El tobogán japonés
George Bush ha evitado durante su estancia en Japón recetar al primer ministro, Junichiro Koizumi, los remedios para salir de una crisis económica alarmante. El líder estadounidense se ha limitado a pedirle en privado que acelere las reformas para sacar a Japón de su recesión profunda -que compromete la recuperación de EE UU-, mientras en público mostraba su apoyo sin fisuras por la labor del colorista jefe del Gobierno japonés. Los asesores de la Casa Blanca son menos caritativos. Creen que son necesarias medidas drásticas para sanear un sistema bancario con más de 320.000 millones de dólares incobrables y detener la debilidad del yen. La misma supervivencia de Koizumi está en entredicho.
Nada es nuevo en el lento declive del país que sigue ocupando el segundo puesto de las economías mundiales. Si acaso, que se van perdiendo las esperanzas de que un golpe de timón sea capaz de evitar el deslizamiento japonés hacia la irrelevancia económica, con su inevitable correlato político, o, peor aún, hacia una crisis financiera abierta que dinamite los fundamentos de lo que hace una década se consideraba un modelo. Parecía que ese cambio de rumbo podía venir de la mano de Koizumi, el aparente rebelde del petrificado partido gobernante, que consiguió el pasado abril una victoria resonante aderezada con una cuota de aceptación desconocida. Pero el milagro Koizumi se desvanece a ojos vistas, a la vez que su popularidad, y Japón se enfanga en una recesión que dura más de dos años.
El tiempo está poniendo crudamente de relieve que el primer ministro, pese a su brillante salida, no manda mucho más que sus antecesores, prisioneros a su vez de la aherrojada maquinaria del Partido Liberal Democrático y sus intereses electorales. Es cierto que casi cada mes se habla de alguna nueva iniciativa gubernamental para enderezar una economía en la que los precios siguen cayendo, desciende el PIB, aumenta el déficit público y el desempleo alcanza, con casi el 6%, cotas históricas. Pero falta la voluntad política para poner los remedios, porque los cambios que Japón necesita imperiosamente -y cuya ausencia lleva a las agencias crediticias a colocar su solvencia a la altura de países subdesarrollados- amenazan a un partido cristalizado y al conglomerado de intereses que le sustentan y financian.
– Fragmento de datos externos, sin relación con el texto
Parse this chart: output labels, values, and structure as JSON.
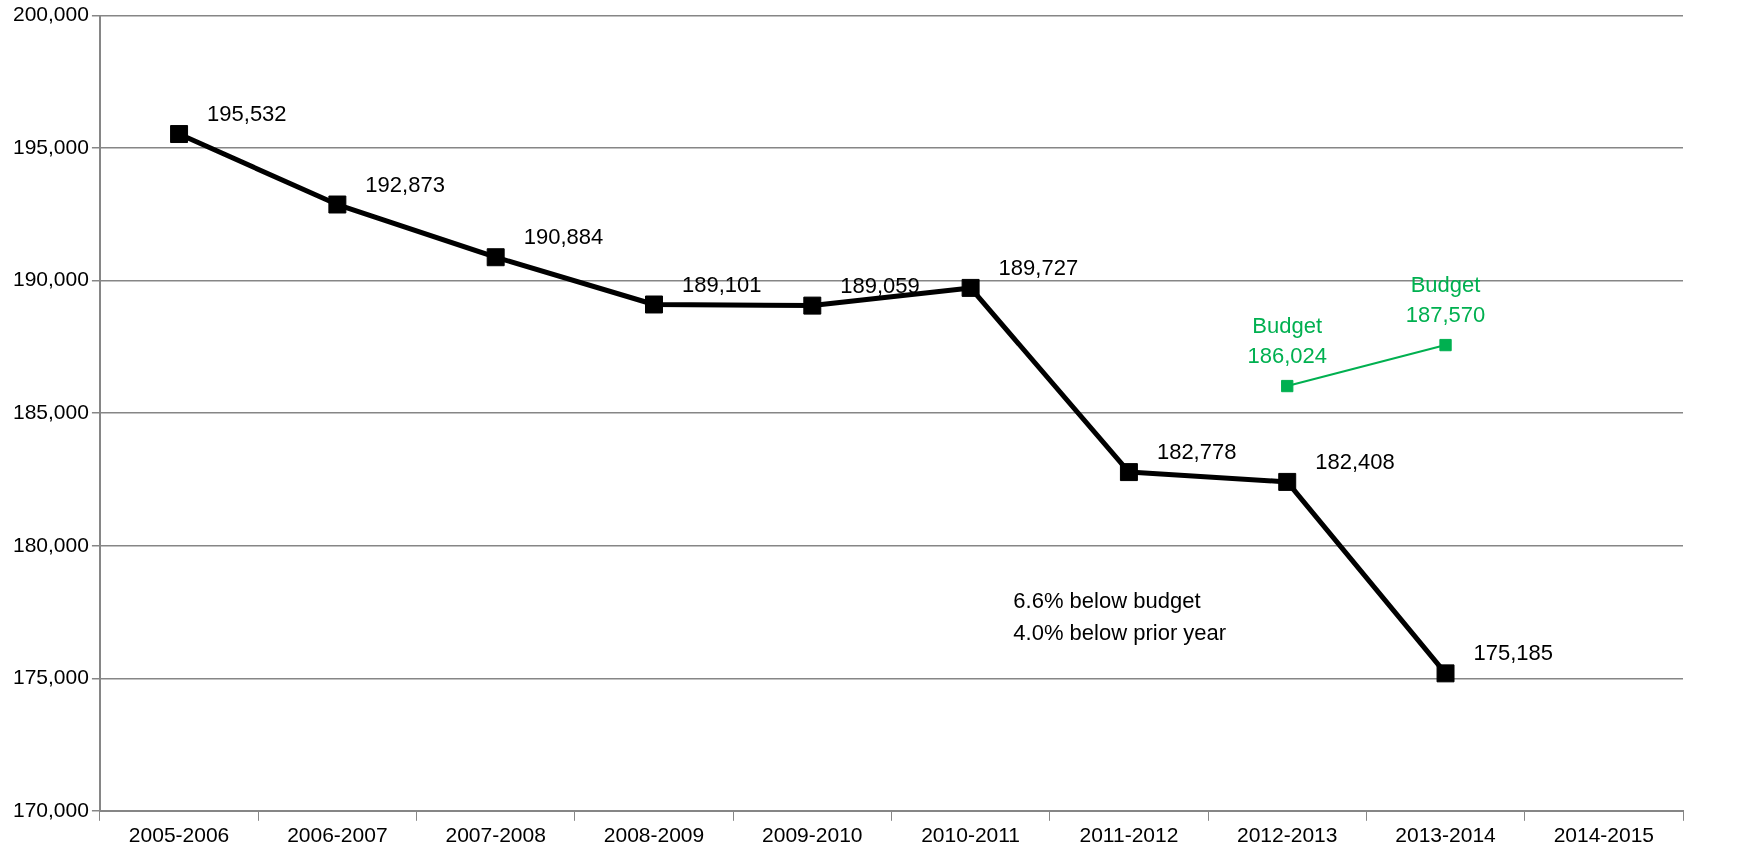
{
  "chart_data": {
    "type": "line",
    "categories": [
      "2005-2006",
      "2006-2007",
      "2007-2008",
      "2008-2009",
      "2009-2010",
      "2010-2011",
      "2011-2012",
      "2012-2013",
      "2013-2014",
      "2014-2015"
    ],
    "series": [
      {
        "color": "#000000",
        "values": [
          195532,
          192873,
          190884,
          189101,
          189059,
          189727,
          182778,
          182408,
          175185,
          null
        ],
        "value_labels": [
          "195,532",
          "192,873",
          "190,884",
          "189,101",
          "189,059",
          "189,727",
          "182,778",
          "182,408",
          "175,185",
          null
        ]
      },
      {
        "color": "#00b050",
        "values": [
          null,
          null,
          null,
          null,
          null,
          null,
          null,
          186024,
          187570,
          null
        ],
        "value_labels": [
          null,
          null,
          null,
          null,
          null,
          null,
          null,
          "Budget\n186,024",
          "Budget\n187,570",
          null
        ]
      }
    ],
    "ylim": [
      170000,
      200000
    ],
    "yticks": [
      {
        "value": 170000,
        "label": "170,000"
      },
      {
        "value": 175000,
        "label": "175,000"
      },
      {
        "value": 180000,
        "label": "180,000"
      },
      {
        "value": 185000,
        "label": "185,000"
      },
      {
        "value": 190000,
        "label": "190,000"
      },
      {
        "value": 195000,
        "label": "195,000"
      },
      {
        "value": 200000,
        "label": "200,000"
      }
    ],
    "grid": "y",
    "legend": false,
    "marker": "square",
    "line_style": "solid",
    "annotations": [
      "6.6% below budget",
      "4.0% below prior year"
    ]
  }
}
El estilo iconoclasta de Koizumi convenció a las bases de su partido de que iba a ser capaz de vencer las titánicas resistencias antirreformistas. Cerca de un año después, Japón adolece de los mismos males que le han convertido en enfermo crónico. Y Koizumi comienza a parecer un nuevo paréntesis en un magma político-económico aparentemente inmune al cambio.